By Pornapa Luengwattanakit, Partner, Ampika Kumar, Partner and Narumol Chinawong, Associate Baker & McKenzie Limited
For decades, Thailand has been known as not having a merger control regime in place, and thus any mergers and acquisitions (“M&A“) in the past were not subject to approval requirements (except for certain industries which are regulated by specific legislation). Nevertheless, since late 2018, a series of subordinate legislation issued under the Trade Competition Act B.E. 2560 (2017) (“Trade Competition Act“) has been announced. With various other items of legislation, the legislation that gives effect to the merger control provisions of the Trade Competition Act (Section 51) have also been announced and became effective on 29 December 2018.
In light of the newly announced merger control legislation, from 29 December 2018 onwards, the M&A which falls within the thresholds under the merger control legislation will be subject to the merger control requirement. The only exemption is when the M&A is subject to the pre-approval requirement, but was approved by the shareholders’ or the board of directors’ meeting or the M&A agreement was executed before 29 December 2018 (the effective date of the pre-approval legislation).
What is the merger control regime in Thailand?
Thai merger control regime needs two main analyses – (1) whether the M&A is the “merger by way of purchasing assets or shares in order to acquire control of policy or management of another business operator”, and (2) whether the M&A meets the pre-approval or post-reporting thresholds.
1. Definition of “merger by way of purchasing assets or shares in order to acquire control of policy or management of another business operator”
The acquisition of assets or shares of another business operator meeting the thresholds below will be deemed as the acquisition of control of policy or management of that other business operator.
|More than 50 percent of the total value of normal operating assets in the previous financial year
|· Companies regulated by the Security and Exchange Law
Direct or indirect purchase or acquisition of shares, warrants, or other convertible securities that results in the total holding of 25 percent or more of the total voting rights of another business operator
· Companies not regulated by the Security and Exchange Law
Direct or indirect purchase or acquisition of voting shares that results in the total holding of more than 50 percent of the total voting rights of another business operator
Any purchase or acquisition by the following related persons will also be included when determining if the threshold is met:
- Spouse (in the case of an individual purchaser/acquirer)

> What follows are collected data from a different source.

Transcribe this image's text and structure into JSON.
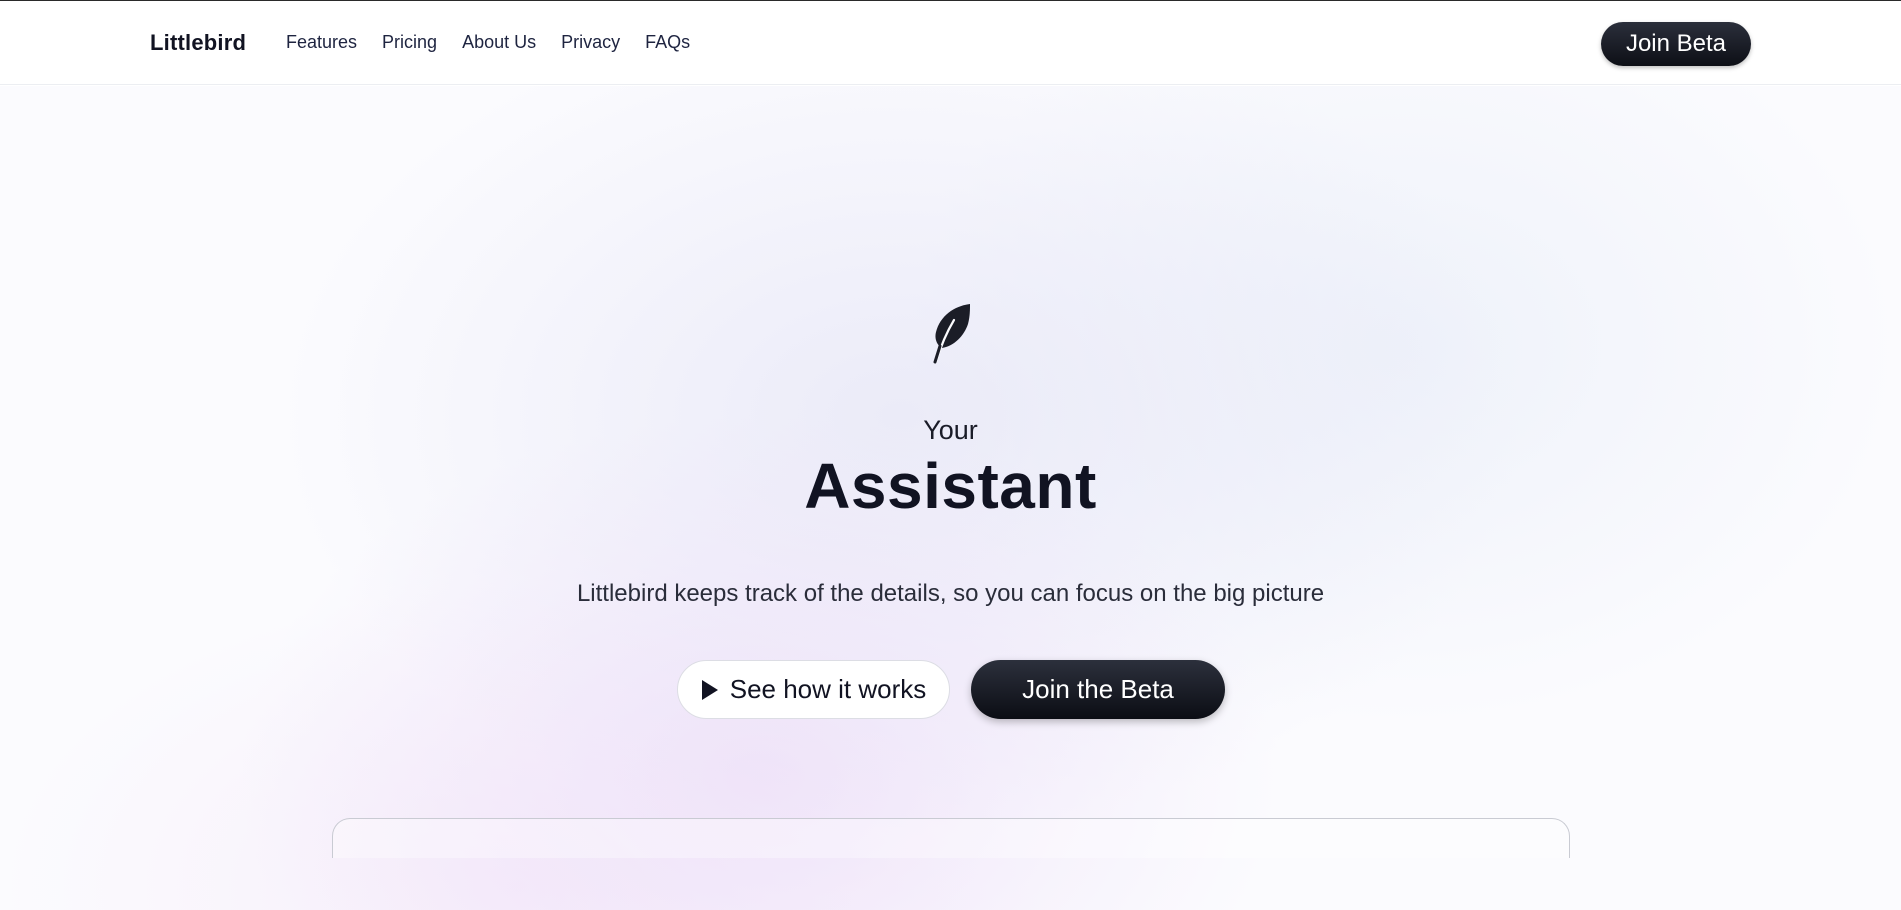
{
  "header": {
    "brand": "Littlebird",
    "nav": [
      {
        "label": "Features"
      },
      {
        "label": "Pricing"
      },
      {
        "label": "About Us"
      },
      {
        "label": "Privacy"
      },
      {
        "label": "FAQs"
      }
    ],
    "cta_label": "Join Beta"
  },
  "hero": {
    "icon": "feather-icon",
    "eyebrow": "Your",
    "headline": "Assistant",
    "subtitle": "Littlebird keeps track of the details, so you can focus on the big picture",
    "secondary_button": {
      "label": "See how it works",
      "icon": "play-icon"
    },
    "primary_button": {
      "label": "Join the Beta"
    }
  },
  "colors": {
    "text": "#111322",
    "button_dark": "#0d0f16",
    "background": "#fbfbfe"
  }
}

- An individual or juristic person holding more than 30 percent voting shares in the corporate purchaser/acquirer
- A business operator having relationship in terms of policy or control with the purchaser/acquirer.
2. Applicable filing requirements
2.1 Post-merger filing
The post-merger filing obligation will be triggered when the M&A “can potentially result in a substantive lessening of competition in a relevant market”.

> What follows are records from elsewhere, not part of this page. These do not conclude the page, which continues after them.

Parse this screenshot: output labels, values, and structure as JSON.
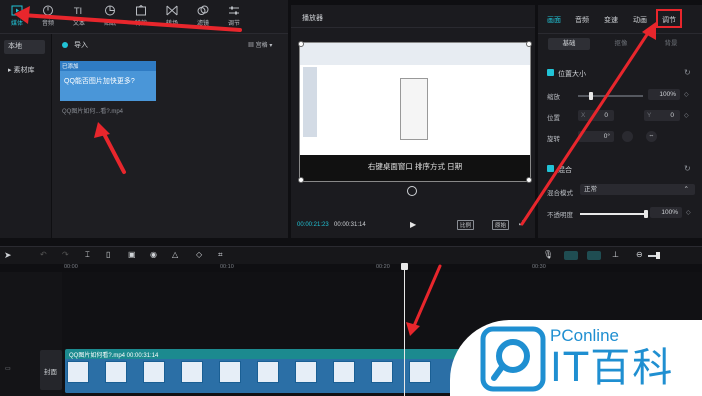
{
  "toolbar": {
    "items": [
      {
        "label": "媒体",
        "icon": "media-icon",
        "active": true
      },
      {
        "label": "音频",
        "icon": "audio-icon"
      },
      {
        "label": "文本",
        "icon": "text-icon"
      },
      {
        "label": "贴纸",
        "icon": "sticker-icon"
      },
      {
        "label": "特效",
        "icon": "effects-icon"
      },
      {
        "label": "转场",
        "icon": "transition-icon"
      },
      {
        "label": "滤镜",
        "icon": "filter-icon"
      },
      {
        "label": "调节",
        "icon": "adjust-icon"
      }
    ]
  },
  "media_side": {
    "local": "本地",
    "library": "素材库"
  },
  "media_main": {
    "import_label": "导入",
    "view_label": "宫格",
    "thumb_title": "QQ能否图片加快更多?",
    "thumb_caption": "QQ图片如何...看?.mp4",
    "thumb_tag": "已添加"
  },
  "player": {
    "title": "播放器",
    "subtitle": "右键桌面窗口 排序方式 日期",
    "time_current": "00:00:21:23",
    "time_total": "00:00:31:14",
    "btn_fit": "比例",
    "btn_original": "原始"
  },
  "right_panel": {
    "tabs": [
      "画面",
      "音频",
      "变速",
      "动画",
      "调节"
    ],
    "subtabs": [
      "基础",
      "抠像",
      "背景"
    ],
    "section_position": "位置大小",
    "scale_label": "缩放",
    "scale_value": "100%",
    "position_label": "位置",
    "pos_x_label": "X",
    "pos_x_value": "0",
    "pos_y_label": "Y",
    "pos_y_value": "0",
    "rotate_label": "旋转",
    "rotate_value": "0°",
    "section_blend": "混合",
    "blend_mode_label": "混合模式",
    "blend_mode_value": "正常",
    "opacity_label": "不透明度",
    "opacity_value": "100%",
    "scale_level": 0.2,
    "opacity_level": 1.0
  },
  "timeline": {
    "ticks": [
      "00:00",
      "00:10",
      "00:20",
      "00:30"
    ],
    "cover_label": "封面",
    "clip_title": "QQ图片如何看?.mp4  00:00:31:14"
  },
  "logo": {
    "brand": "PConline",
    "name": "IT百科"
  },
  "colors": {
    "accent": "#21c3d6",
    "annotation": "#e8262c"
  }
}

The M&A which can “potentially result in the substantive lessening of competition” is defined as the M&A in which any of the merging business operators’ turnover or their aggregate turnover is equal to or more than Baht one billion, but which does not create a monopoly or result in the business operator having a dominant position.

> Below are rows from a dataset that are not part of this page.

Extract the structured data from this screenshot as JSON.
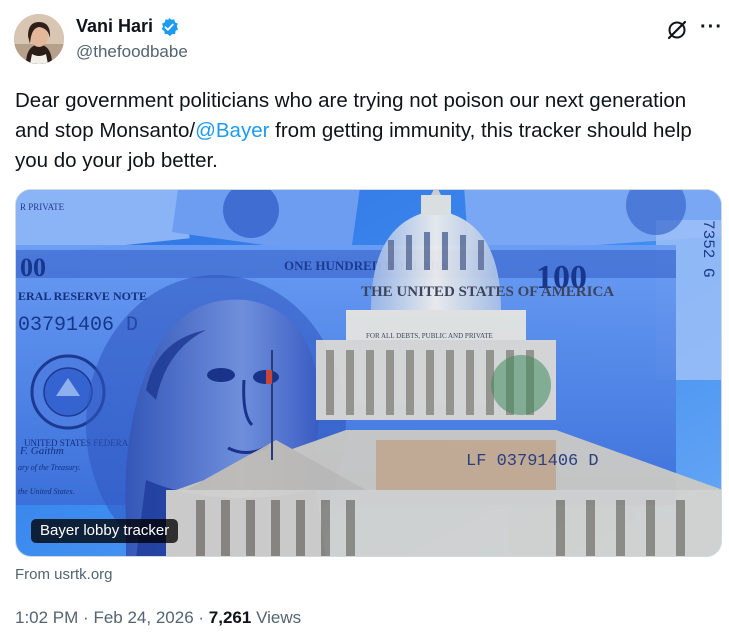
{
  "author": {
    "display_name": "Vani Hari",
    "handle": "@thefoodbabe",
    "verified": true
  },
  "tweet": {
    "text_before": "Dear government politicians who are trying not poison our next generation and stop Monsanto/",
    "mention": "@Bayer",
    "text_after": " from getting immunity, this tracker should help you do your job better."
  },
  "media": {
    "card_label": "Bayer lobby tracker",
    "source": "From usrtk.org",
    "bill_text": {
      "top_left": "ONE HUNDRED DOLLARS",
      "top_right": "100",
      "reserve_note": "ERAL RESERVE NOTE",
      "serial": "03791406 D",
      "serial_right": "LF 03791406 D",
      "united_states": "THE UNITED STATES OF AMERICA",
      "all_debts": "FOR ALL DEBTS, PUBLIC AND PRIVATE",
      "seal_text": "UNITED STATES FEDERAL RESERVE SYSTEM",
      "treasury": "ary of the Treasury.",
      "signature": "F. Gaithm",
      "united_states_small": "the United States.",
      "side_serial": "7352 G",
      "note_private": "R PRIVATE"
    }
  },
  "meta": {
    "time": "1:02 PM",
    "separator": "·",
    "date": "Feb 24, 2026",
    "views_count": "7,261",
    "views_label": "Views"
  },
  "icons": {
    "verified": "verified-badge-icon",
    "grok": "grok-icon",
    "more": "more-icon"
  },
  "colors": {
    "accent": "#1d9bf0",
    "secondary_text": "#536471"
  }
}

If a post-merger filing obligation is triggered, the acquirer or the new business as a result of merger shall notify the Trade Competition Commission within seven days from the date of such merger.
2.2 Pre-merger approval
Any M&A which results in a monopoly or a business operator holding a dominant position must first obtain approval from the Trade Competition Commission.
A monopoly is defined as a situation where, in a market, there is only one business operator, with a turnover of Baht one billion or more, who has the power to freely determine the prices and quantity of its goods and services. The business operator is defined as having a dominant position in the following situations:
(a) it has a market share of 50 percent or more, and turnover of Baht one billion or more in the previous year; or
(b) it is among the top three business operators with a combined market share of 75 percent or more, and individually has the turnover of Baht one billion or more in the previous year. All three business operators will be classified as dominant business operators, unless any one business operator has a market share of less than 10 percent in the previous year.
The application for the pre-merger approval requires comprehensive and detailed information on the merger, including, among others, business integration plan, market analysis, market concentration and impact on competition assessment.
How would it impact my future business expansion plan?
At a glance, the introduction of the new merger control regime may seem to be a challenge for business operators as it is unprecedented and yet to be tested on real cases. Given the dynamic nature of the business and investment structure, it might be fair to say that further development and clarity from the regulator would be needed along the way. Nonetheless, we believe that this merger control regime should not create unreasonable obstacles to business operators as we have at least seen certainty in the following key areas:
- Internal restructuring – This merger control regime is not applicable to the M&A for internal restructuring (separate criteria applied).
- Small M&A would not be caught by the merger control regime – Based on the merger control regime, if the parties to the M&A have combined or individual sales turnover less than Baht one billion, the merger control regime will not apply. This would carve out small M&A from the regime. This should also address public concern on whether smaller local operators such as Thai SMEs should be controlled by this regime given that the merger may not have significant impact on the market.
- There is a definitive timeline for the consideration of the pre-approval application – The Trade Competition Commission must complete its consideration of the application within 90 days (extendable for another 15 days). If the business operator disagrees with the Commission’s decision, it can appeal to the Administrative Court within 60 days of the decision.